To James Madison from Stevens Thomson Mason, 17 January 1802 (Abstract)
§ From Stevens Thomson Mason
17 January 1802, Jersey Avenue. Encloses letter from Dr. Dinmore; believes “he is very competent to the office he solicits”1 but adds, “I have heard of other candidates of equal merits and fitness, among these I have been requested to mention the name of Mr Robert Monroe of this City.”

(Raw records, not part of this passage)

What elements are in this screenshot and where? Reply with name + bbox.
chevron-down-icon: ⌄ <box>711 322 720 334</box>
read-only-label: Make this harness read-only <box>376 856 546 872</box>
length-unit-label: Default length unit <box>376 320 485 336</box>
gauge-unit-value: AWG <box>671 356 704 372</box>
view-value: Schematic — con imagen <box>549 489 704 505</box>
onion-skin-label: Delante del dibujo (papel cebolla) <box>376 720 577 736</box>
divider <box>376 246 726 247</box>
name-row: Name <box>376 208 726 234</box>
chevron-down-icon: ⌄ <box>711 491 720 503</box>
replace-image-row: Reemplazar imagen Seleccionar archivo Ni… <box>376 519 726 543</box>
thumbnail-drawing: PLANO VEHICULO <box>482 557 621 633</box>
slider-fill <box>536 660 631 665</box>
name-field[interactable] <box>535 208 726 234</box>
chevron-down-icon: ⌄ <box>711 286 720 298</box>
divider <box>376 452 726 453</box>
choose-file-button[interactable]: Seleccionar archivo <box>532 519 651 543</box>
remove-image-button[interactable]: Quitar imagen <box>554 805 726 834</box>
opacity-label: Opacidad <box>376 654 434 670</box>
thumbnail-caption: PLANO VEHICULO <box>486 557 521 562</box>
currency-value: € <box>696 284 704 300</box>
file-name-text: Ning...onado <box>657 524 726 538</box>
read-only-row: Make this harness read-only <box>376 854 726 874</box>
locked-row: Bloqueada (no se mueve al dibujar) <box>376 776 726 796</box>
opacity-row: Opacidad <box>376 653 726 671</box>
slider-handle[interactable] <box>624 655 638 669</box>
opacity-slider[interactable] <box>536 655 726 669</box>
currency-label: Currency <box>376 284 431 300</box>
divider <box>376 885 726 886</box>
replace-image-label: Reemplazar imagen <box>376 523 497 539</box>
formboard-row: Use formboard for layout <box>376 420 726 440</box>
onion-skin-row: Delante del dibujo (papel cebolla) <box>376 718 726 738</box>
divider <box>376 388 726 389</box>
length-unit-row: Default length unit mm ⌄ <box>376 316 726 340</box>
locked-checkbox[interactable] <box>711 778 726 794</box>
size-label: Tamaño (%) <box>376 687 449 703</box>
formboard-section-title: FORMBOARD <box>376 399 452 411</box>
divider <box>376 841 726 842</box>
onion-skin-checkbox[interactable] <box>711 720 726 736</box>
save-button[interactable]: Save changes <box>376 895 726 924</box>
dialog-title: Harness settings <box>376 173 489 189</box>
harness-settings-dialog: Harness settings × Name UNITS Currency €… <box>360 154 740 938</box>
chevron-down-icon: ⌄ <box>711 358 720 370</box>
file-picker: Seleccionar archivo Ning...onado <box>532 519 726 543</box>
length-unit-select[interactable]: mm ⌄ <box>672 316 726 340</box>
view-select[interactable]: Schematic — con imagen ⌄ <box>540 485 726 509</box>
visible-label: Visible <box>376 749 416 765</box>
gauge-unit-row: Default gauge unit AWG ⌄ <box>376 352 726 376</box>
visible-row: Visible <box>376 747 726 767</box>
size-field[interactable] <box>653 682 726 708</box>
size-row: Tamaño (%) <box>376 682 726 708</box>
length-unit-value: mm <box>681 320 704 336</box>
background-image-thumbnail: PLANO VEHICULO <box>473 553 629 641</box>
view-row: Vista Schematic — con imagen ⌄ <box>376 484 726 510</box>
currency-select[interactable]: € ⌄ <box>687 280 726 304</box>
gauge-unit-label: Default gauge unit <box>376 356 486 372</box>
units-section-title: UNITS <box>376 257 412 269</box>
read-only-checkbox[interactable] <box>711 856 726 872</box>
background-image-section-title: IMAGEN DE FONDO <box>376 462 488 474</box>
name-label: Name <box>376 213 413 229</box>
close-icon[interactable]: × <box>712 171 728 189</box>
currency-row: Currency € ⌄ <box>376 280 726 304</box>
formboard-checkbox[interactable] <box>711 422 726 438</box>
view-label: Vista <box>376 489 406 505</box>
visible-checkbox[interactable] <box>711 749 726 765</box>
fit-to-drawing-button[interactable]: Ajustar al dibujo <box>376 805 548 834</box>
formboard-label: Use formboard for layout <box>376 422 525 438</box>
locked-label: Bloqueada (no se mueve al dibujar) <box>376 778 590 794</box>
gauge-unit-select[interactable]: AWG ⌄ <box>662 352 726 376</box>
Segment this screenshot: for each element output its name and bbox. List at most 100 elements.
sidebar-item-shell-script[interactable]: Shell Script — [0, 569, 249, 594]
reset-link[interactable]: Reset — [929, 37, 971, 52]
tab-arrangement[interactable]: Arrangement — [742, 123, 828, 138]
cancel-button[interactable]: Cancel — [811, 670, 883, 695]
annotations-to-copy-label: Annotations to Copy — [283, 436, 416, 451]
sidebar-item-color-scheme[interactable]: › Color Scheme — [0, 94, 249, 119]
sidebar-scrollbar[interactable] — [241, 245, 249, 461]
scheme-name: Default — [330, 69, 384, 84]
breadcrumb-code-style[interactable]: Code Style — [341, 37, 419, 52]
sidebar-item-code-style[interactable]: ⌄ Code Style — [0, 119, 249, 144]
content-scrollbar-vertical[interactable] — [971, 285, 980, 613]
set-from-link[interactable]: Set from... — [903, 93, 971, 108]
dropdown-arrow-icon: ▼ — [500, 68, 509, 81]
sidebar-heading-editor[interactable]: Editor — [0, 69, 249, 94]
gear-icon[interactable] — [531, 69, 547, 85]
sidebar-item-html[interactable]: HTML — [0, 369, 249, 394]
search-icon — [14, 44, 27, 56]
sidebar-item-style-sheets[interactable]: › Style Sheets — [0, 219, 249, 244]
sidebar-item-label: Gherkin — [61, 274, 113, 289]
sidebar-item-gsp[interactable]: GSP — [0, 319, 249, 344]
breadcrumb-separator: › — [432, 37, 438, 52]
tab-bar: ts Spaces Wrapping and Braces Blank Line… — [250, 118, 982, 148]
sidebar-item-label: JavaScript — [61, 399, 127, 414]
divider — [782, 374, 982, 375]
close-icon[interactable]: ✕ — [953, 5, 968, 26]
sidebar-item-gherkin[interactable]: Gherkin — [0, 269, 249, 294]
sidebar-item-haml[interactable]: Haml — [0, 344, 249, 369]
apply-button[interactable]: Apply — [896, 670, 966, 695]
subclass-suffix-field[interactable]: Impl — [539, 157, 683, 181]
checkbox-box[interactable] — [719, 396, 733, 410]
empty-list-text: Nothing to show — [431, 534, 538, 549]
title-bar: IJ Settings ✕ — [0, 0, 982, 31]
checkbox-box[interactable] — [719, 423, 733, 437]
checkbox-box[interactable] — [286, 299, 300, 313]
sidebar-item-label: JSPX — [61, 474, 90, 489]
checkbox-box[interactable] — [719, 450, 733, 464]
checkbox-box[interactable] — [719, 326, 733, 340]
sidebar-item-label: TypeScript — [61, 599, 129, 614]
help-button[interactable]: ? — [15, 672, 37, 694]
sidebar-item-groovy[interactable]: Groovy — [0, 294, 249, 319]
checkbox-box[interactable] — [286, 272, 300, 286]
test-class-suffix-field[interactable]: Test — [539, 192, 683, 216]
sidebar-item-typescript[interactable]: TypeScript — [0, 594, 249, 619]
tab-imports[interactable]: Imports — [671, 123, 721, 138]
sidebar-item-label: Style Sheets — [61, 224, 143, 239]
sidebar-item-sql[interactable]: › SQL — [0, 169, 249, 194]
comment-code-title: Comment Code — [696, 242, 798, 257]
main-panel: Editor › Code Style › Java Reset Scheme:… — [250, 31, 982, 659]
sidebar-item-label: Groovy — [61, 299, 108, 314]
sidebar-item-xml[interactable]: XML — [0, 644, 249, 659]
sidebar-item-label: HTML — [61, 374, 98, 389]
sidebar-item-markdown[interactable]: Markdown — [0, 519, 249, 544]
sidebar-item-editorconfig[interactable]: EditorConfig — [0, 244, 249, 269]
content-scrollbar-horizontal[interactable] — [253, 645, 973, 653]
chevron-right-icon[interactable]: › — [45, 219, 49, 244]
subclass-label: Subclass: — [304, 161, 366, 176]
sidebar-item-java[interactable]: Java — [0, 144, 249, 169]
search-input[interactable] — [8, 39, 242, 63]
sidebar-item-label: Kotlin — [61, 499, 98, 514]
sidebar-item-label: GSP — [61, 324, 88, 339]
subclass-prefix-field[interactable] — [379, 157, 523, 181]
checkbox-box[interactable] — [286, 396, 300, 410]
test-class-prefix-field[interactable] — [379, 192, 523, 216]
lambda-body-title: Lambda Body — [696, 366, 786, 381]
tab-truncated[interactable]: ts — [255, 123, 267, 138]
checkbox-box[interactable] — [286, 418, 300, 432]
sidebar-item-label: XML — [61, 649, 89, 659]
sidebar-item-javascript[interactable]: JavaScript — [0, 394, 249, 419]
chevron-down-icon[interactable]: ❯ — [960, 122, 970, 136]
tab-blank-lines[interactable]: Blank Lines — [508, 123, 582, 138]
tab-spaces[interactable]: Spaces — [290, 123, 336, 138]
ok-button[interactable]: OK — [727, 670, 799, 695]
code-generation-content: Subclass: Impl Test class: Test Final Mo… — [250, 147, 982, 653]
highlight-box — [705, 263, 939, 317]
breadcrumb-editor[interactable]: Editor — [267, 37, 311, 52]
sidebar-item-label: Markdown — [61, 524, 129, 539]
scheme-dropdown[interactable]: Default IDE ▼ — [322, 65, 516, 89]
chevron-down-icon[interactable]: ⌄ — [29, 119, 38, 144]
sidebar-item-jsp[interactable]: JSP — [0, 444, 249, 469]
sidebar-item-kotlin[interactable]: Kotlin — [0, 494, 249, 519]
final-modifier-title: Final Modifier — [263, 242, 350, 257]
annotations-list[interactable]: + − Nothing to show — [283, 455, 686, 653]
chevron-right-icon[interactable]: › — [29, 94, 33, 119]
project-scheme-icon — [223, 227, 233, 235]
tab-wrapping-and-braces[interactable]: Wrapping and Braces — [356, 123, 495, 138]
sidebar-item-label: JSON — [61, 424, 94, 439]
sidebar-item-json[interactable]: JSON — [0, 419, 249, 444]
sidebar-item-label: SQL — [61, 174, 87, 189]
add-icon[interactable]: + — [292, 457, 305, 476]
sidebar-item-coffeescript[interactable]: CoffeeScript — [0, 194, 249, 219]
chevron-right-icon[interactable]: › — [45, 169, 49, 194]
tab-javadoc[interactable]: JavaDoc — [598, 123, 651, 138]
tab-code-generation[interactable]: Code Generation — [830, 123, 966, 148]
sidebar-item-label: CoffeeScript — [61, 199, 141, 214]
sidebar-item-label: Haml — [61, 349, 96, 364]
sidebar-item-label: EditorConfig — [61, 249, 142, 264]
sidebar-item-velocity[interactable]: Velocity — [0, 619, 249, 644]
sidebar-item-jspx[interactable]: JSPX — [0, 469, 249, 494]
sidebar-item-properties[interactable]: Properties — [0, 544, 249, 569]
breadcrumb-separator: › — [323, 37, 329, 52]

RC and enclosure (DNA: RG 59, LAR, 1801–9, filed under “Dinmore”). RC 1 p.; docketed by Jefferson, “S. T. Mason to J. Madison / Dinmore / Monroe / to be librarian.” Enclosure is Richard Dinmore to JM, 16 Jan. 1802 (1 p.; docketed by Jefferson, “Dinmore to mr. Madison / to be librarian”).
1. Dinmore sought the position of librarian of Congress. On 11 Jan. 1802 the Senate had passed a bill establishing a library for the use of both houses of Congress. After some negotiations with the House of Representatives, the bill passed in its final form on 22 Jan. One week later Jefferson appointed his friend and former Republican campaign manager, John Beckley, to serve as librarian in addition to his duties as clerk of the House of Representatives ( , 7th Cong., 1st sess., 42, 145; Edmund Berkeley and Dorothy Smith Berkeley, “The First Librarian of Congress, John Beckley,” Quarterly Journal of the Library of Congress, 32 [1975]: 83, 94; National Intelligencer, 5 Feb. 1802).